Mr McCarthy replied with a “yes” to Mr McAvoy’s final question: “Do you accept that as Minister you have to accept some responsibility for those failings?”
 
 
 

4 COMMENTS

  1. To read on another media site today about a youth detention officer speaking to youth in detention with gross sexualised language and attempting to record a youth in toilets is in any persons language Child Abuse.
    To add insult to the mental injury, he had the audacity to complain about conditions at Don Dale – astonishing to say the least. Await the recommendations on this youth detention officer.

  2. McCarthy was also responsible for the removal of guards from the entire education and programs block at the Correctional Centre.
    Another ticking bomb.

  3. How many reports / audits / reviews are needed? Who is responsible?
    Many young people in the youth justice system come from homes where poverty, alcohol abuse, violence and dysfunctional relationships are the norm.
    These are young people in greatest need and the ones who are likely to require a higher level of intervention and case management.
    It is important that staff keep in step with this challenge by training and awareness.
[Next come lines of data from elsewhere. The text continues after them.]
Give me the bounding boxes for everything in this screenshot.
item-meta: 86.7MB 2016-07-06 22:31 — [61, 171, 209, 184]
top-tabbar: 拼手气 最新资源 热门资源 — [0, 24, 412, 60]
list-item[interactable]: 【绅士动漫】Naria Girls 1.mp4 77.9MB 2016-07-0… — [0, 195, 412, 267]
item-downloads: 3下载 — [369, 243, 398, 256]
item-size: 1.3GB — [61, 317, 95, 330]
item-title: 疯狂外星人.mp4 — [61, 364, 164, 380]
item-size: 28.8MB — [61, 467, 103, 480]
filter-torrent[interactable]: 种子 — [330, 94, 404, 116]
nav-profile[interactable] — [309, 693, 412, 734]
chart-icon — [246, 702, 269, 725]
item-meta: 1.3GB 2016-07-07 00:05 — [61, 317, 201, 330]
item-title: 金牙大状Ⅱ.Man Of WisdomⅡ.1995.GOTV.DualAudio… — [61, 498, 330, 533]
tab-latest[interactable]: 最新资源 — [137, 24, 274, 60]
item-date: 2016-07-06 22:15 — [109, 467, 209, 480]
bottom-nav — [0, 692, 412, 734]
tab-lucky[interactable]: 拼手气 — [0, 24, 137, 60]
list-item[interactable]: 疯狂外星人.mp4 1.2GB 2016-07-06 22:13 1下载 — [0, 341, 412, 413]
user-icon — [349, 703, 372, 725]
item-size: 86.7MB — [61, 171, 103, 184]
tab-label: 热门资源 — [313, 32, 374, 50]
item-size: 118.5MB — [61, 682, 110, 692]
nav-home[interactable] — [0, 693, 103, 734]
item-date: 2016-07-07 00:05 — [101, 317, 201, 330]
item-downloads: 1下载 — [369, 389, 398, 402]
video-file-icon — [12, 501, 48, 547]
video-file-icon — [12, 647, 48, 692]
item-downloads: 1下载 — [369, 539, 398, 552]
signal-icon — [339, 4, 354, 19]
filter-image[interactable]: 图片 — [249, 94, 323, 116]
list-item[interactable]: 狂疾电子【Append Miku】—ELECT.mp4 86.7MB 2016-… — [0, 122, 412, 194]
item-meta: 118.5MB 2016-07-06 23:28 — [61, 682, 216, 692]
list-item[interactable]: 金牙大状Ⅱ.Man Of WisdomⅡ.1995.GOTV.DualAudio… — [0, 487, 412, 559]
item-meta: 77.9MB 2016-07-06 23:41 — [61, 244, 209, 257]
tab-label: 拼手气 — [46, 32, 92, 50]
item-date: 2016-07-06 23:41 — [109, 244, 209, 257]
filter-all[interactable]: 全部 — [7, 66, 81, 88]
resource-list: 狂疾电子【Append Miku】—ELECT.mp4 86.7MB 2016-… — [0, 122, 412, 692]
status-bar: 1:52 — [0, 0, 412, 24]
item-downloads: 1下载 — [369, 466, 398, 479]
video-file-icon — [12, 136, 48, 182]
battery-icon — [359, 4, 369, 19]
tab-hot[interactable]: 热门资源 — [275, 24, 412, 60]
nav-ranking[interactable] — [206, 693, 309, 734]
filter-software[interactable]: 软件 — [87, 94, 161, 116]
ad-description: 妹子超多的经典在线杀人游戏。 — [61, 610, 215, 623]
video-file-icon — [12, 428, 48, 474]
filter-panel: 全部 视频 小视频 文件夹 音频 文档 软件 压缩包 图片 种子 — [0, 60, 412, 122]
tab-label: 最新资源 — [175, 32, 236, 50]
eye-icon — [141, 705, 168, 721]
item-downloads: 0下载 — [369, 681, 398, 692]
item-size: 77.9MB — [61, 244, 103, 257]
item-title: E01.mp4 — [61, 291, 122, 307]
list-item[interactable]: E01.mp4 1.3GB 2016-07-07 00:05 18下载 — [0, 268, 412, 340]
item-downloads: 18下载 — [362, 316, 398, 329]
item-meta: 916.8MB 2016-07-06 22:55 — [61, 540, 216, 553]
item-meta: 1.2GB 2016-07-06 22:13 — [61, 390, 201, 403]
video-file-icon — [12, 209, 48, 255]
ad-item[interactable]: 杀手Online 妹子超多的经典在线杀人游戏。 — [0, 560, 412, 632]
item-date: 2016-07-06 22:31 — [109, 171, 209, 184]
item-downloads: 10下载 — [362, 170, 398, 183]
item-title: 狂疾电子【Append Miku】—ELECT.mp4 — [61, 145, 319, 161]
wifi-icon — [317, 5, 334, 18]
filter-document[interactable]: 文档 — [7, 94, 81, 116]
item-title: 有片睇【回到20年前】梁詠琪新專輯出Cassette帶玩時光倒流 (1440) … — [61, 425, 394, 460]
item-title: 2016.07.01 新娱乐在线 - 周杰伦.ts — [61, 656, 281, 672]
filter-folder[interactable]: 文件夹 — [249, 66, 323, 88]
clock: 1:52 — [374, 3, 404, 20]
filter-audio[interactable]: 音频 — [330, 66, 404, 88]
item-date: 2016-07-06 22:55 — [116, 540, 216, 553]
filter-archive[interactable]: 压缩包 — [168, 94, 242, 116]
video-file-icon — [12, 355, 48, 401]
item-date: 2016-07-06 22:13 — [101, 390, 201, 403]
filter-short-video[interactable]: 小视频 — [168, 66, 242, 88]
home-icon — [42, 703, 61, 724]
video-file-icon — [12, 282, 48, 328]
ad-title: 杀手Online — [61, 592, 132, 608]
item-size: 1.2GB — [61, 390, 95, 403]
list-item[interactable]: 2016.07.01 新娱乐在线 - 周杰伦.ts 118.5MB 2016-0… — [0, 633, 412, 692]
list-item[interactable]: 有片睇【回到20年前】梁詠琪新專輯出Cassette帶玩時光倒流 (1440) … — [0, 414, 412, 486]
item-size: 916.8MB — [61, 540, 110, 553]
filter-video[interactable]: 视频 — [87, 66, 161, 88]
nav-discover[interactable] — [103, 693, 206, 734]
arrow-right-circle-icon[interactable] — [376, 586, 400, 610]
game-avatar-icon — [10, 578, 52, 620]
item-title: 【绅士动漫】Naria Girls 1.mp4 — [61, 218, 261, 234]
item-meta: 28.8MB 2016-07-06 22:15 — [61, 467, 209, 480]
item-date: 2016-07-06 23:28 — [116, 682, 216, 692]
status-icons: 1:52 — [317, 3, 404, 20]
  4. There are at least two probable outcomes of this Royal Commission:
    1) It will be very difficult to justify the continued employment of many of the guards, whether permanent or casual, now or previously employed at the Don Dale juvenile detention facility.
    2) Given the publicity surrounding this Royal Commission, and given the street smarts of so many of today’s youth, a time of leniency will be anticipated. Look for a surge in juvenile crime.